Nicolly Teixeira – Rios de Notícias
MANAUS (AM) – O Dia dos Solteiros, celebrado nesta sexta-feira, 15/8, no Brasil, tem, ao longo dos anos, deixado de carregar a melancolia e a sensação de solidão — sentimentos que contrastam com o clima romântico do Dia dos Namorados, comemorado em 12 de junho.
Em vez de lamentar a ausência de um parceiro, cada vez mais solteiros vêm ressignificando a data, exaltando a liberdade, a autonomia e o amor próprio. O foco agora está em cultivar o relacionamento mais valioso e duradouro de todos: a conexão consigo mesmo.
Um ato de soberania emocional
De acordo com a psicóloga Deborah dos Santos, especialista em Saúde Mental, a data não se resume a “comemorar a falta de alguém”, mas sim a reconhecer e valorizar a si mesmo, algo que ela define como um ato de soberania emocional, conceito que se aproxima do que a psicanálise chama de “objeto seguro”.
“Celebrar o Dia dos Solteiros é um ato de soberania emocional. Não se trata de vangloriar a ausência de um parceiro, mas de reconhecer a presença plena de si mesma. Neurocientificamente, experiências que geram prazer autêntico e realização pessoal fortalecem áreas cerebrais responsáveis pela resiliência e pela autoconfiança. Na psicanálise, esse movimento é a internalização de um ‘objeto seguro’ — você — capaz de sustentar sua vida emocional sem depender do olhar externo”, explicou.

Segundo ela, a mudança de significado dessa data simboliza uma transição importante: de uma narrativa antes marcada pela carência para uma narrativa de potência, na qual a pessoa retoma o papel de protagonista da própria história.
“Ressignificar é reescrever o significado emocional de uma experiência — é a transição da narrativa de carência para a narrativa de potência. O cérebro responde a essa mudança diminuindo a produção de cortisol e aumentando a serotonina, criando mais equilíbrio e bem-estar.
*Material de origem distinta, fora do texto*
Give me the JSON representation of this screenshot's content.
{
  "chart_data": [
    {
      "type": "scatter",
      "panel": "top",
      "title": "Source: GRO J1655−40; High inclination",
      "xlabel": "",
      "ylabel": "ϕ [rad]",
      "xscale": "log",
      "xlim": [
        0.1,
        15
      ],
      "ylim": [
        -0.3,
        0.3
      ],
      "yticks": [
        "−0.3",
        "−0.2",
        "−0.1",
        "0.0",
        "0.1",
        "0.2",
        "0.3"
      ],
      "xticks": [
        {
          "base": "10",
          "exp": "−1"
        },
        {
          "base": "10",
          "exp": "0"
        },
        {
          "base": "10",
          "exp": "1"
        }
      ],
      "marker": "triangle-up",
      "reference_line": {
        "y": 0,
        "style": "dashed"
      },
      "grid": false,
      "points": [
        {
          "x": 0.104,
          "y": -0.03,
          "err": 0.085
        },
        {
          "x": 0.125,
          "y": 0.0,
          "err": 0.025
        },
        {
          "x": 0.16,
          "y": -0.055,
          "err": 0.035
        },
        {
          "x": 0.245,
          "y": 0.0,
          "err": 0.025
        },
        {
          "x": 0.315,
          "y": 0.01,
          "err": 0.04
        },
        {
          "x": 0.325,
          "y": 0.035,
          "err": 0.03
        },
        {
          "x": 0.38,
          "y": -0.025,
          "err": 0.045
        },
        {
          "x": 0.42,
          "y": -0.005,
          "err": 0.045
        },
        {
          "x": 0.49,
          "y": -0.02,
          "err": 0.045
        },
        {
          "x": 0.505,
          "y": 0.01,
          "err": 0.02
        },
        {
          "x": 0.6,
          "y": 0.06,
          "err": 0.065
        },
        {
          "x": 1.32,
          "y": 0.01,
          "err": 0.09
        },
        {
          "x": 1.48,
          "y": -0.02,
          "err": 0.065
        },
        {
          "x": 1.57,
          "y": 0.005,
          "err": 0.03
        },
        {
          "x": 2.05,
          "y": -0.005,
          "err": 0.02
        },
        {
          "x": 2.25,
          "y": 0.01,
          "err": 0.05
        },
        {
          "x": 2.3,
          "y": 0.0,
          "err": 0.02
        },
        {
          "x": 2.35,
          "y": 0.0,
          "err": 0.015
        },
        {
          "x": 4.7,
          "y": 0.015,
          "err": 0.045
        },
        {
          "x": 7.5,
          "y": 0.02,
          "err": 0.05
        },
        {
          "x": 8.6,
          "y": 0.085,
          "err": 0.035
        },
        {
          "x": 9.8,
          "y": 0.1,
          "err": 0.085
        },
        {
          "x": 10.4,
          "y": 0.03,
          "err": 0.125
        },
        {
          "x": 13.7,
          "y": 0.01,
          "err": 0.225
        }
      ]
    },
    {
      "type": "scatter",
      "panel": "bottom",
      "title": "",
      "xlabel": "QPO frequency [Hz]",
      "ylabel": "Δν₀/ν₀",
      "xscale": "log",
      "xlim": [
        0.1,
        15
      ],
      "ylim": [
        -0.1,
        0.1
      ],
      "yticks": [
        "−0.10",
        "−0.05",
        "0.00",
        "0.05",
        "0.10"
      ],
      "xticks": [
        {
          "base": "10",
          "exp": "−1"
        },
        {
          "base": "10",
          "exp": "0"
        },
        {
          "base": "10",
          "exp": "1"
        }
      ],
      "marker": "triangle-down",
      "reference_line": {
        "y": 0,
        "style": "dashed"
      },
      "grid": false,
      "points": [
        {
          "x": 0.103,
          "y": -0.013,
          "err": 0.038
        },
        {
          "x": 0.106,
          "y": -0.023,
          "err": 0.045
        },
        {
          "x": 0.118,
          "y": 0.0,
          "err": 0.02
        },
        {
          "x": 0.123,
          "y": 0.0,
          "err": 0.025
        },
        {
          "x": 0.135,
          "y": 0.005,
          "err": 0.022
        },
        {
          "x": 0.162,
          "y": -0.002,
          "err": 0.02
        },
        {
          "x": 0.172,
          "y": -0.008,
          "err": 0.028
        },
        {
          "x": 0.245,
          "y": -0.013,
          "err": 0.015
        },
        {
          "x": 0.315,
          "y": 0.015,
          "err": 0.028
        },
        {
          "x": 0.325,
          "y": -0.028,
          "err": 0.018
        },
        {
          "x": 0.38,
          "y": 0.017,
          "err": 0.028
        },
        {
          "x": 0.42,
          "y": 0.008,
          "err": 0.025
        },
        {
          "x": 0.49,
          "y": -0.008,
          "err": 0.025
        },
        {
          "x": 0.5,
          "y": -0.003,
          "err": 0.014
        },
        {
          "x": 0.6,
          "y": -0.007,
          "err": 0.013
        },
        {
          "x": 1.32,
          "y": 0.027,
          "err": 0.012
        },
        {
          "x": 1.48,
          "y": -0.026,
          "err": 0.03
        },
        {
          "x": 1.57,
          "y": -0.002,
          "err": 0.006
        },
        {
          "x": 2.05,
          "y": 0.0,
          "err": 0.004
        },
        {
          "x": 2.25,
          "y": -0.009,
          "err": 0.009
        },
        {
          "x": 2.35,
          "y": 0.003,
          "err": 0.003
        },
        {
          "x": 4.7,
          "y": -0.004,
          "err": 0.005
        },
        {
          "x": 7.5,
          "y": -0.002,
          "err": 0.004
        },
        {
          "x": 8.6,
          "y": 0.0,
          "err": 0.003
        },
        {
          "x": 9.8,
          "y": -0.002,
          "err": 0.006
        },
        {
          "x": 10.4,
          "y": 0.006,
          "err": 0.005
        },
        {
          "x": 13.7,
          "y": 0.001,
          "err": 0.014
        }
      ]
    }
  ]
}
Na clínica, vejo que essa virada de chave devolve protagonismo e enfraquece sentimentos de isolamento”, destacou.
Como manter uma conexão saudável consigo mesmo
Para Deborah, manter essa conexão é um processo contínuo, que exige cuidado consciente com corpo e mente, estímulo intelectual e atenção às próprias necessidades.
“Para estabelecer uma conexão saudável consigo mesmo, é preciso manter rituais de excelência emocional: cuidar do corpo e da mente de forma consciente e intencional; manter o cérebro estimulado com novas experiências e aprendizados; cercar-se de pessoas que elevam seu padrão emocional e intelectual; reestruturar a narrativa interna, substituindo autocríticas por afirmações alinhadas à identidade desejada; e praticar a escuta profunda de si, reconhecendo necessidades e limites antes de buscar preenchimento externo”, aconselhou.
A psicóloga reforça que o período da “solteirice” não deve ser visto como um vazio, mas como um momento fértil de autodescoberta.
“A solteirice é um período fértil para lapidar quem somos antes de nos unirmos a alguém. É tempo de mapear gatilhos, fortalecer limites e refinar habilidades socioemocionais. Essa fase permite criar circuitos cerebrais mais saudáveis para lidar com intimidade, para que, ao entrar em um relacionamento, você some e não busque ser completada”, concluiu.